2. Use negative sentiment to your advantage.
Capitalize on negative press swirling around your competition by waiting to release a similar product. You’ll avoid possible public relations nightmares and have a better chance of endearing customers to your organization because you’ve addressed all the imperfections and weaknesses of your competitors’ solutions.
Lyft and Uber have been entangled in a fight like this for a while. When President Donald Trump’s travel ban rather circuitously led to #DeleteUber momentum, Lyft took advantage of the opportunity to outshine its rival. Not only did Lyft donate to the American Civil Liberties Union, but it has also enjoyed a 7 percent increase in customers since January 29. Lyft wasn’t hasty, and it swung with the popular sentiment pendulum.
3. Differentiate yourself through great execution.
You might think you have a revolutionary product, but what if the market disagrees? If your top competitor just released a similar product and its sales are flailing, you owe it to yourself to analyze what’s happening. Could it be that the market for your product just doesn’t exist yet? If so, how can you pivot so you can produce an actual game-changer, not a wannabe?
Segway knows all about this challenge: It discovered its product’s market was limited by cost and individual desire. By the time it was put to bed, it was no longer a technological marvel — it was just a punchline.

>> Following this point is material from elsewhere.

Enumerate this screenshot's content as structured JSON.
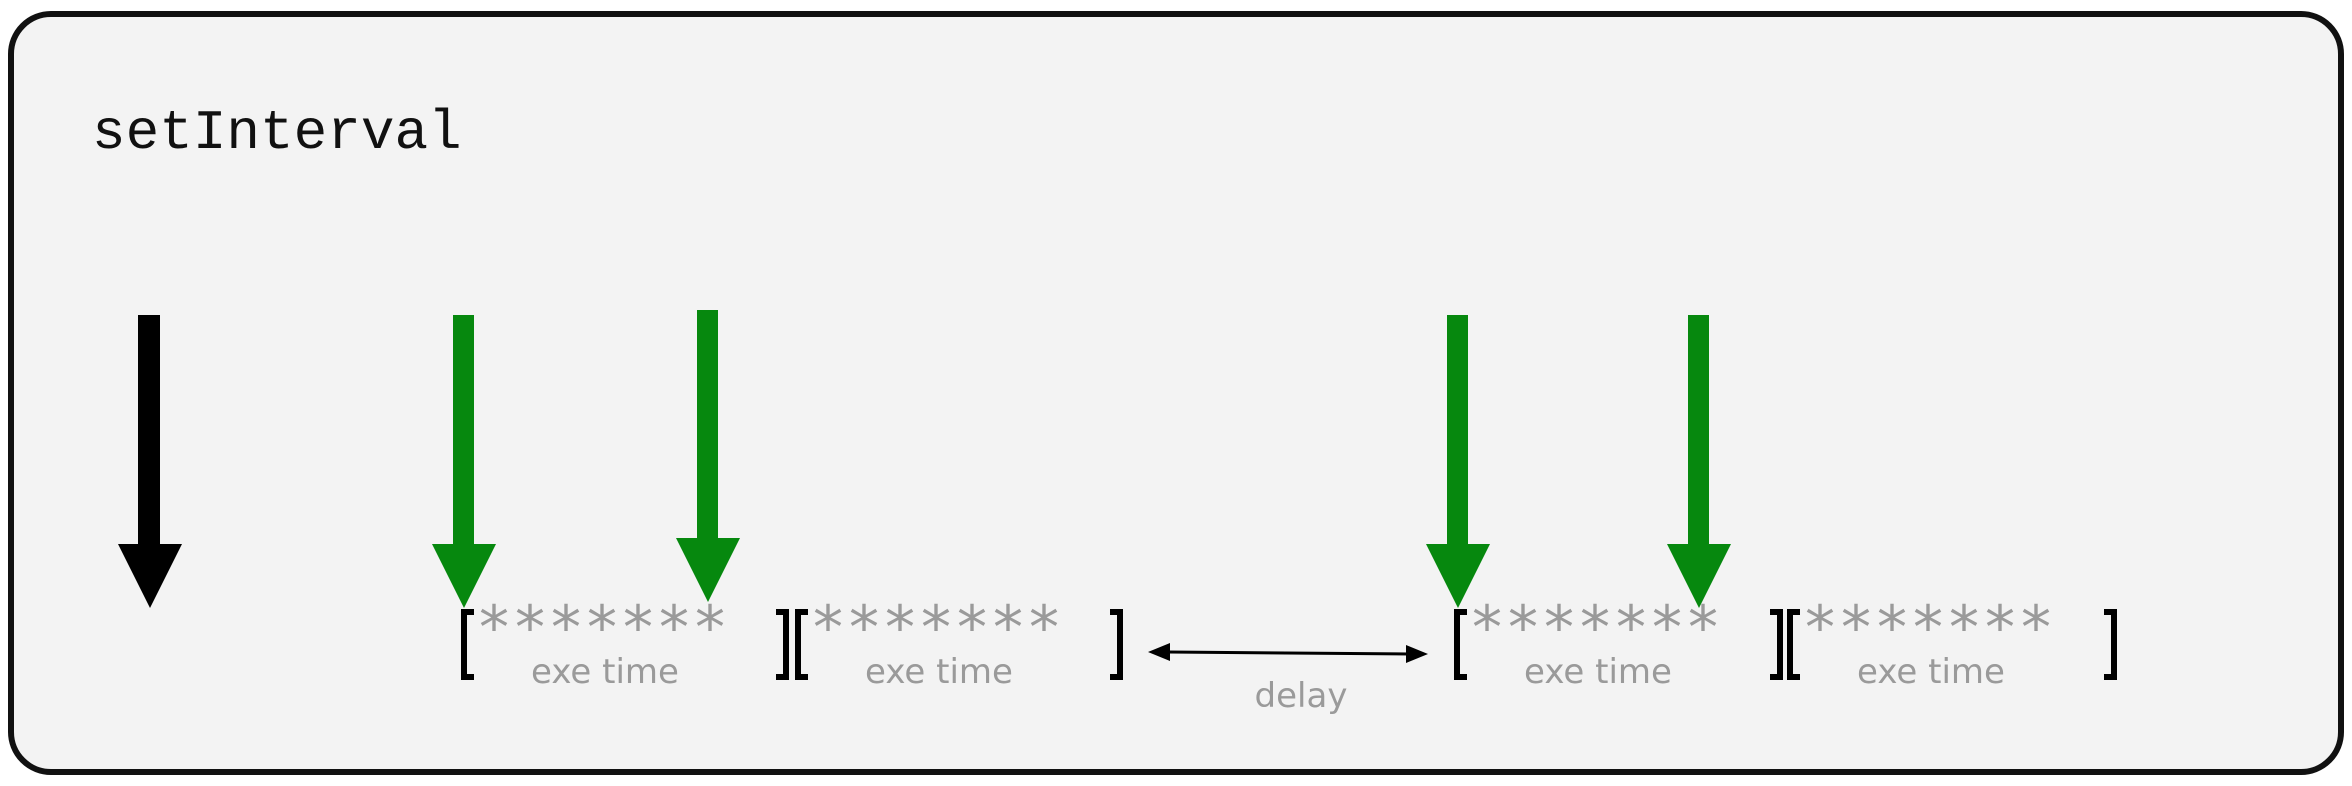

Chances are good that leaders of a company waiting to market a Segway-like creation put plans on hold when they saw the fallout and chose to execute their innovations differently.
4. Do the common uncommonly well.
Many times, entrepreneurs overlook the simple aspects of their products in favor of complicated elements. Instead, focus on offering your item’s main features better than anyone else can. As you read through social media posts and dig into articles on your competition’s products, figure out where things went awry. Make sure you don’t stumble over the same roadblocks.
Useful products don’t have to be complex to be meaningful to the average user. For instance, Apple is going up against Venmo, QuickPay and Square Cash to allow iOS device users to text money to one another. It’s easy to see how this could be an asset for iPhone and iPad customers, and it’s not outrageously imaginative. Apple has merely found a smoother path to streamline a service people want and already use.
In sum: Never be afraid of mimicry. In the business world, it can be the key to outshining your top contenders. While we love a story of bold innovation, innovation doesn’t always keep the lights on. Sometimes, it’s far wiser to come in second or third where the spotlight is less blinding — there, you can see where you’re going.